As someone who loves riding trains, it pains me to say that the Obama administration’s high-speed rail initiative is misconceived. It appears to be a solution in search of a problem, or problems, to be solved. Let’s examine the usual rationales.
To reduce greenhouse gases?
Recent analysis by researchers at UC Berkeley found that high-speed rail may yield only marginal net greenhouse gas (GHG) reductions, once the impacts of constructing it are included — especially if ridership falls short of official projections. And the cost of those GHG reductions is very high—in the vicinity of $2,000 per ton. Compare that to other low-hanging-fruit reductions that cost more like $50 per ton.
To reduce our petroleum dependence?
That’s not very plausible, when all but two of the funded projects are diesel-powered. And a recent analysis by the Union of Concerned Scientists found that non-subsidized inter-city bus service is much less energy-intensive (BTUs per passenger mile) than highly subsidized inter-city rail.
To provide Americans with a new transportation choice?
As a rail fan, I’d like that—but I don’t think my fellow taxpayers should be forced to pay for this new choice. At least not when intercity highway and intercity air travel are self-supporting from user taxes.
To provide congestion relief?
Most traffic congestion is urban, not inter-city. And to the extent that high-speed rail serves commuters, it becomes slower-speed rail.

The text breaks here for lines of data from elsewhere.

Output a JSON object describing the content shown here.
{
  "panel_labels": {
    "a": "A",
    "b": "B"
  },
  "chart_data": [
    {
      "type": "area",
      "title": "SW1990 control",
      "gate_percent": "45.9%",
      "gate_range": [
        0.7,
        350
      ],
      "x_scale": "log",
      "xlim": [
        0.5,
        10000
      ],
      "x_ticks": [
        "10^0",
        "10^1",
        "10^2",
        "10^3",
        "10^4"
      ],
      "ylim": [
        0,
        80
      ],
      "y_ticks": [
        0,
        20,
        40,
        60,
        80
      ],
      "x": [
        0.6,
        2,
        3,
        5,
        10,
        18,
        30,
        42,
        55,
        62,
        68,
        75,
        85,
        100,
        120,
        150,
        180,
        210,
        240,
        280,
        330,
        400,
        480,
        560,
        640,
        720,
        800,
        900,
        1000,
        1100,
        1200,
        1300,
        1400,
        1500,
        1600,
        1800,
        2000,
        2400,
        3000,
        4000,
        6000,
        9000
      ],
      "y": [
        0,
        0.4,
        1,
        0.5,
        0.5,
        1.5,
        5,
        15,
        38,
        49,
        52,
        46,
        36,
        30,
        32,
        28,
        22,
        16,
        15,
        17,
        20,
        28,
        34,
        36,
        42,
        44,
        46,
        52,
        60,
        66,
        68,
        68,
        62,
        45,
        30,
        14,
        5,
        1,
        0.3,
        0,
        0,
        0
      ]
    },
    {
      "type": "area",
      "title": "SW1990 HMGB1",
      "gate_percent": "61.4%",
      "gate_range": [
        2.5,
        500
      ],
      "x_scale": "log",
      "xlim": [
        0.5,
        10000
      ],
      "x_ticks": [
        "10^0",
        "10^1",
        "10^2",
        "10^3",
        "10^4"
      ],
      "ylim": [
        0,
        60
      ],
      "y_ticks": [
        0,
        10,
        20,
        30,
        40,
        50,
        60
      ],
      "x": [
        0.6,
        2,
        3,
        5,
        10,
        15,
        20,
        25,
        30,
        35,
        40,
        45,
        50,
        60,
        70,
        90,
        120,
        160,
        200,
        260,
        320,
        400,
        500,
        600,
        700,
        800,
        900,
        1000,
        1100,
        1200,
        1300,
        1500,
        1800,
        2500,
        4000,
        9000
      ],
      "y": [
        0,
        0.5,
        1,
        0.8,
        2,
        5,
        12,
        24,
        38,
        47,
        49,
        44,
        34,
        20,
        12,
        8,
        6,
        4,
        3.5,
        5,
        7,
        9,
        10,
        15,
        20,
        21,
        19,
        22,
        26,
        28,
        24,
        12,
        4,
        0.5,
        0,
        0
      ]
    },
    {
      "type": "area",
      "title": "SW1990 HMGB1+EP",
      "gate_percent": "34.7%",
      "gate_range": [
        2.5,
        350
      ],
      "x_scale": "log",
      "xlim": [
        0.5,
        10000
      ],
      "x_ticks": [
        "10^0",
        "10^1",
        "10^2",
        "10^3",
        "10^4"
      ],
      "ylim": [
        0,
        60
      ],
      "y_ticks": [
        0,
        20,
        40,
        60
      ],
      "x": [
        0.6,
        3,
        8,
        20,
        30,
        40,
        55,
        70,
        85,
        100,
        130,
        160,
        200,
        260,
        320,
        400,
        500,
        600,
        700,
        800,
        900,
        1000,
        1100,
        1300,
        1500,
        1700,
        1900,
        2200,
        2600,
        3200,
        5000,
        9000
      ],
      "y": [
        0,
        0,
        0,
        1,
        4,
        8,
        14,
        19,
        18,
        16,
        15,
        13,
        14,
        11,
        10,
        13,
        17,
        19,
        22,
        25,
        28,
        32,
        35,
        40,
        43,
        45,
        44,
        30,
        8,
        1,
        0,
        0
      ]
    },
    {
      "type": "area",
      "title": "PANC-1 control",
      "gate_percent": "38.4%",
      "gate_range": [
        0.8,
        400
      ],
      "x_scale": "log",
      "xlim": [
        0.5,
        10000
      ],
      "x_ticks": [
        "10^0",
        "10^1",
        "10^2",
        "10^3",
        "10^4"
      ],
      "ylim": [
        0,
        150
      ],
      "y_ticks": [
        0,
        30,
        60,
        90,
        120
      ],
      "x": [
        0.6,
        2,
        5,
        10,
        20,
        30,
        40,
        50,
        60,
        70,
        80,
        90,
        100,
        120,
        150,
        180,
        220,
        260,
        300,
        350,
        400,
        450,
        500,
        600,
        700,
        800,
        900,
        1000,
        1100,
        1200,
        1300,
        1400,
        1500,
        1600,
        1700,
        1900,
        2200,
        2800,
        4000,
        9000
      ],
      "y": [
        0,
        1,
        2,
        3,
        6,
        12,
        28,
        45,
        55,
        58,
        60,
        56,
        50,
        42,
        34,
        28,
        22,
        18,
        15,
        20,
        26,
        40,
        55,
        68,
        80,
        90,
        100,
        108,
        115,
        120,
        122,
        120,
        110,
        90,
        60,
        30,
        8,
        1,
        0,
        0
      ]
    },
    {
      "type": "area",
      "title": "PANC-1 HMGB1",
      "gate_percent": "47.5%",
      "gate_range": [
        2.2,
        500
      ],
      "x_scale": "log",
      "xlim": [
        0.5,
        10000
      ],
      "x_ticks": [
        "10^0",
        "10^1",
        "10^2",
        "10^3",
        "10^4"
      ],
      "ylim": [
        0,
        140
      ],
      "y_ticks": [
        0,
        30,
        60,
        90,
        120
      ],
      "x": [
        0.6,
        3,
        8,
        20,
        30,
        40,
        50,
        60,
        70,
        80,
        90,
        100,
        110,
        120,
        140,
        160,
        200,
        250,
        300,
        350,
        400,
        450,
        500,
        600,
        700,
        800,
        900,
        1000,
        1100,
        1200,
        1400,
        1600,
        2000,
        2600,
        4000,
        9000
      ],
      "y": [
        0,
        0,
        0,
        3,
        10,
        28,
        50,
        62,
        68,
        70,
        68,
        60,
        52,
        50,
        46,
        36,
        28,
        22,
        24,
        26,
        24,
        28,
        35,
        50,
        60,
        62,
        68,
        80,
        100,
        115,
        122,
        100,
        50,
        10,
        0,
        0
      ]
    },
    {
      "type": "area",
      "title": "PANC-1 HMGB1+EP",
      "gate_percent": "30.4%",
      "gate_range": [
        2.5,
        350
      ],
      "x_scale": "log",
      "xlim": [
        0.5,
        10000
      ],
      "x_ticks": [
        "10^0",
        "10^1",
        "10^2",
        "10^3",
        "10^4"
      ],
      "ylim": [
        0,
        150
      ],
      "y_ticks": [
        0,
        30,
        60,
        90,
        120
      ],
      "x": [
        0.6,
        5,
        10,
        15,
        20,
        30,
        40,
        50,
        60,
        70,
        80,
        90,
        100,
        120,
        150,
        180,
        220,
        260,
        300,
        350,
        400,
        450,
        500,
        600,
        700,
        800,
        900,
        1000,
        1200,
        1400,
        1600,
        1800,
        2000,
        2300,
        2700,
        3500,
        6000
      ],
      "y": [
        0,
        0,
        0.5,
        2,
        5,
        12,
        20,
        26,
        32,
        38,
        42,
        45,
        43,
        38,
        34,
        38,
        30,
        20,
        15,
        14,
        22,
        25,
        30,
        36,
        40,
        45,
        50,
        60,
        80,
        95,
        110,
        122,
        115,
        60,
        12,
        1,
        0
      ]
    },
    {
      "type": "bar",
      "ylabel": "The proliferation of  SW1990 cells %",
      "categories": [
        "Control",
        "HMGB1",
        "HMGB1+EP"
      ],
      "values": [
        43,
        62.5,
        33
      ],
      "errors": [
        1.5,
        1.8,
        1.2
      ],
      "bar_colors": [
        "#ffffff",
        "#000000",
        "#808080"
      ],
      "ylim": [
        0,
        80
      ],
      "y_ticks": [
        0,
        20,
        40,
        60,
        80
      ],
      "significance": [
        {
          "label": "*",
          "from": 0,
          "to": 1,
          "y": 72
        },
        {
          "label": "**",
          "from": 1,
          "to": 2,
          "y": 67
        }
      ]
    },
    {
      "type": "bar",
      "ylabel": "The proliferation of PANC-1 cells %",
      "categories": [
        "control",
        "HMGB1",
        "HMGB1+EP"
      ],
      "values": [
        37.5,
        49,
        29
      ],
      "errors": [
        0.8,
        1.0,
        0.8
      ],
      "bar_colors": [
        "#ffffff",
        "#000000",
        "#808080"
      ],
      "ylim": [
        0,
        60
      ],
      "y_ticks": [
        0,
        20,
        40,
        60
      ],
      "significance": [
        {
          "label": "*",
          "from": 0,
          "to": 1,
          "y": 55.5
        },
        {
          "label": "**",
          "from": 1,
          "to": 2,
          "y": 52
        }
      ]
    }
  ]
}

To keep up with Europe & Japan?
This kind of rationale ignores major differences between the United States and the counties where high-speed rail (HSR) plays a significant role.
In Europe and Japan, cities are far more centralized, so trips from city-center to city-center (where rail goes) serve a much higher fraction of trips than they would in this country (apart from the Northeast Corridor). And the cost of alternatives is much higher in these countries. Driving costs far more due to both high toll rates and much higher fuel taxes. For example, driving from Paris to Marseilles involves $75 in one-way tolls plus $6 a gallon for gas. Inter-city bus is not available at all in France. And air fares are higher, too, especially in Japan.
With less likelihood of attracting high ridership than in Europe or Japan, we can be sure that none of these U.S. projects, if built, will recover their capital costs, so they will not attract private investment the way toll roads, airports, or seaports can. (Only two overseas HSR lines—Paris to Lyon and Tokyo to Osaka—have recovered their capital costs.) That means already deficit-riddled, hard-pressed states will have to come up with the portion of capital costs not funded by federal taxpayers. Likewise, lower ridership than overseas makes it doubtful these lines will break even on operating costs, thereby requiring ongoing, annual operating subsidies—from some unknown source of funding.
As I told a reporter the other day, given these dismal economics, my advice to states is to look before they leap. These federal high-speed rail grants may be the gift that keeps on taking from taxpayers.
Robert Poole is director of transportation studies at Reason Foundation.